MicroRNA-362-5p promotes tumor growth and metastasis by targeting CYLD in hepatocellular carcinoma.

MicroRNAs are increasingly recognized as playing important roles in hepatocellular carcinoma (HCC) tumorigenesis. Here we identified an essential role for miR-362-5p in the regulation of HCC development. We found that miR-362-5p was significantly up-regulated in HCCs and associated with HCC progression. Inhibition of miR-362-5p in HCC cells dramatically decreased cell proliferation, clonogenicity, migration and invasion in vitro as well as tumor growth and metastasis in vivo.
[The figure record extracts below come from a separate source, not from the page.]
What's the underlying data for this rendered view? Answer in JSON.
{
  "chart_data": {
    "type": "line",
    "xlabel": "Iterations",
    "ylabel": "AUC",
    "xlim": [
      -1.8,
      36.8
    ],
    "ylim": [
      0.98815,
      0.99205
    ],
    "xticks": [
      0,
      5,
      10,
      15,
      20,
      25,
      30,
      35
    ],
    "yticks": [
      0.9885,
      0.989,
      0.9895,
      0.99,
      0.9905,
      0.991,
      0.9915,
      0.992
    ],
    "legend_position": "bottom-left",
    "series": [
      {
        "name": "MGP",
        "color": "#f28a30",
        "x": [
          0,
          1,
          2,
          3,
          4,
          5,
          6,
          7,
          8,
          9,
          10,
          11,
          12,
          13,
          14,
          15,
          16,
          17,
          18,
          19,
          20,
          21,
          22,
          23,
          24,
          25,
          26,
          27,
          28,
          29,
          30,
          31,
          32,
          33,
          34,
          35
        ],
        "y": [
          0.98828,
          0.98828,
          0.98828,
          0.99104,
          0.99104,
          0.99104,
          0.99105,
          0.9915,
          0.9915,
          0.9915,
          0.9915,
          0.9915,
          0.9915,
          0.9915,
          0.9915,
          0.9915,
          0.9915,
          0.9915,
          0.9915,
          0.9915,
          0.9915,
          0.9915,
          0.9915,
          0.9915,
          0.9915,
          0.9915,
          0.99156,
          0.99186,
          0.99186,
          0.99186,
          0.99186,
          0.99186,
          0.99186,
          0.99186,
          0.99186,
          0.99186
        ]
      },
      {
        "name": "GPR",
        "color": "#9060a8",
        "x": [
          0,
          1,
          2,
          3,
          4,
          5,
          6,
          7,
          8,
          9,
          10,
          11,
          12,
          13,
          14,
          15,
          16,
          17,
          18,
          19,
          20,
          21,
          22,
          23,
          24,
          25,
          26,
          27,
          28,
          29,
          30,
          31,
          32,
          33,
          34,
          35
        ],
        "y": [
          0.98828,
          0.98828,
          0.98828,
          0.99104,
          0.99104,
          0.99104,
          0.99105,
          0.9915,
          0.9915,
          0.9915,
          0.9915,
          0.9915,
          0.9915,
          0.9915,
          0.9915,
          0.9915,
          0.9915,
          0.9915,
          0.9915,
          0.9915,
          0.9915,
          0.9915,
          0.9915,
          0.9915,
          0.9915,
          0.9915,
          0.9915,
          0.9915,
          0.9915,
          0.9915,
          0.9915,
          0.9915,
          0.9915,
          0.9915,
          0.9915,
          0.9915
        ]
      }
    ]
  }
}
We subsequently identified that CYLD was a target gene of miR-362-5p. Furthermore, knockdown of CYLD expression partially counteracted the tumor suppressive effects of miR-362-5p inhibitors. Finally, we have shown that miR-362-5p acts through CYLD to activate the NF-κB signaling pathway, which contributes to HCC progression. Taken together, our findings indicate that miR-362-5p belongs to a new class of oncomiR that regulates HCC cell aggressiveness, thus providing new insight into the molecular mechanisms underlying HCC development. This study also suggests that miR-362-5p may serve as a novel therapeutic target for miRNA based HCC therapy.